このプログラムではWhisperModelクラスのコンストラクタを呼び出し、新しいWhisperモデルのインスタンスを作成する。
model_size : 使用するモデルのサイズを指定する。(ここでは変数として渡している。)
device="cuda" : モデルをGPUで実行することを指定している。
compute_type="float16" : 計算に半精度浮動小数点を使用することを指定している。これにより、高速化とメモリ使用量の削減が可能になる。

.py
# 文字起こしの実行
segments, info = model.transcribe(AUDIO_FILE, beam_size=5)

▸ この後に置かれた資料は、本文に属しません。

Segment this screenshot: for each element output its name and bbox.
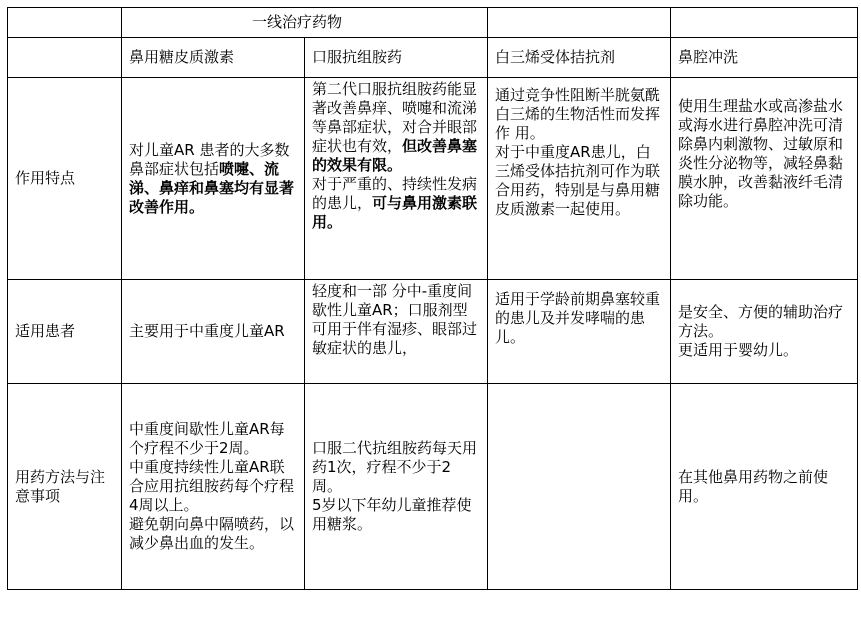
empty-header-cell	[488, 8, 671, 38]
cell-text: 轻度和一部 分中-重度间歇性儿童AR；口服剂型可用于伴有湿疹、眼部过敏症状的患儿，	[312, 282, 478, 357]
bold-text: 可与鼻用激素联用。	[312, 194, 478, 231]
cell-text	[312, 175, 480, 232]
cell-patients-nasal-steroid	[122, 280, 305, 384]
plain-text: 对儿童AR 患者的大多数鼻部症状包括	[129, 140, 290, 178]
cell-text: 避免朝向鼻中隔喷药，以减少鼻出血的发生。	[129, 515, 295, 552]
cell-usage-antihistamine	[305, 384, 488, 590]
group-title-cell: 一线治疗药物	[122, 8, 488, 38]
cell-usage-nasal-steroid	[122, 384, 305, 590]
cell-text: 通过竞争性阻断半胱氨酰白三烯的生物活性而发挥作 用。	[495, 86, 661, 142]
cell-patients-antihistamine	[305, 280, 488, 384]
column-header-nasal-steroid: 鼻用糖皮质激素	[122, 38, 305, 78]
row-label-effect: 作用特点	[8, 78, 122, 280]
treatment-table	[7, 7, 858, 590]
table-row-group-header	[8, 8, 858, 38]
row-label-patients: 适用患者	[8, 280, 122, 384]
corner-cell	[8, 8, 122, 38]
plain-text: 对于严重的、持续性发病的患儿，	[312, 175, 478, 212]
plain-text: 第二代口服抗组胺药能显著改善鼻痒、喷嚏和流涕等鼻部症状，对合并眼部症状也有效，	[312, 80, 478, 155]
cell-text: 中重度持续性儿童AR联合应用抗组胺药每个疗程4周以上。	[129, 458, 295, 514]
cell-text: 更适用于婴幼儿。	[678, 341, 799, 359]
cell-effect-leukotriene	[488, 78, 671, 280]
cell-usage-irrigation	[671, 384, 858, 590]
bold-text: 但改善鼻塞的效果有限。	[312, 137, 478, 174]
cell-text	[312, 80, 480, 175]
cell-patients-irrigation	[671, 280, 858, 384]
cell-patients-leukotriene	[488, 280, 671, 384]
cell-text: 中重度间歇性儿童AR每个疗程不少于2周。	[129, 420, 285, 457]
column-header-antihistamine: 口服抗组胺药	[305, 38, 488, 78]
cell-effect-antihistamine	[305, 78, 488, 280]
row-label-usage: 用药方法与注意事项	[8, 384, 122, 590]
table-row-usage	[8, 384, 858, 590]
corner-cell	[8, 38, 122, 78]
cell-text	[129, 141, 297, 217]
cell-text: 适用于学龄前期鼻塞较重的患儿及并发哮喘的患儿。	[495, 290, 661, 346]
table-row-column-headers	[8, 38, 858, 78]
cell-effect-nasal-steroid	[122, 78, 305, 280]
cell-effect-irrigation	[671, 78, 858, 280]
column-header-irrigation: 鼻腔冲洗	[671, 38, 858, 78]
cell-text: 在其他鼻用药物之前使用。	[678, 467, 829, 505]
cell-usage-leukotriene	[488, 384, 671, 590]
empty-header-cell	[671, 8, 858, 38]
table-row-effect	[8, 78, 858, 280]
cell-text: 是安全、方便的辅助治疗方法。	[678, 303, 844, 340]
cell-text: 5岁以下年幼儿童推荐使用糖浆。	[312, 496, 472, 533]
bold-text: 喷嚏、流涕、鼻痒和鼻塞均有显著改善作用。	[129, 159, 295, 216]
column-header-leukotriene: 白三烯受体拮抗剂	[488, 38, 671, 78]
table-row-patients	[8, 280, 858, 384]
cell-text: 主要用于中重度儿童AR	[129, 322, 285, 340]
cell-text: 口服二代抗组胺药每天用药1次，疗程不少于2周。	[312, 439, 478, 495]
cell-text: 对于中重度AR患儿，白三烯受体拮抗剂可作为联合用药，特别是与鼻用糖皮质激素一起使用。	[495, 143, 661, 218]
cell-text: 使用生理盐水或高渗盐水或海水进行鼻腔冲洗可清除鼻内刺激物、过敏原和炎性分泌物等，减轻鼻黏膜水肿，改善黏液纤毛清除功能。	[678, 97, 844, 210]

segments : 文字起こしされたテキストセグメントのリストを返す。各セグメントには、開始時間、終了時間、文字起こしされたテキストが含まれる。
info : 文字起こしに関する追加情報を格納したオブジェクトを返す。これには、検出された言語とその確率などが含まれる。
beam_size=5 : ビームサーチデコーディングのビームサイズを指定するパラメータである。ビームサーチはより正確な文字起こしの結果を得るために使用されるアルゴリズムである。ビームサイズが大きいほどより多くの候補が考慮されるため、計三個ストは増加するが、より正確な結果が得られる可能性がある。

.py
# 結果の表示
print("Detected language:", info.language)
for segment in segments:
    print(f"[{segment.start:.2f} - {segment.end:.2f}]: {segment.text}")

これは使用している言語と文字起こしの結果を出力している。
segmentには開始時間、終了時間、文字起こしされたテキストが含まれる。これをfor分で順番に出力している。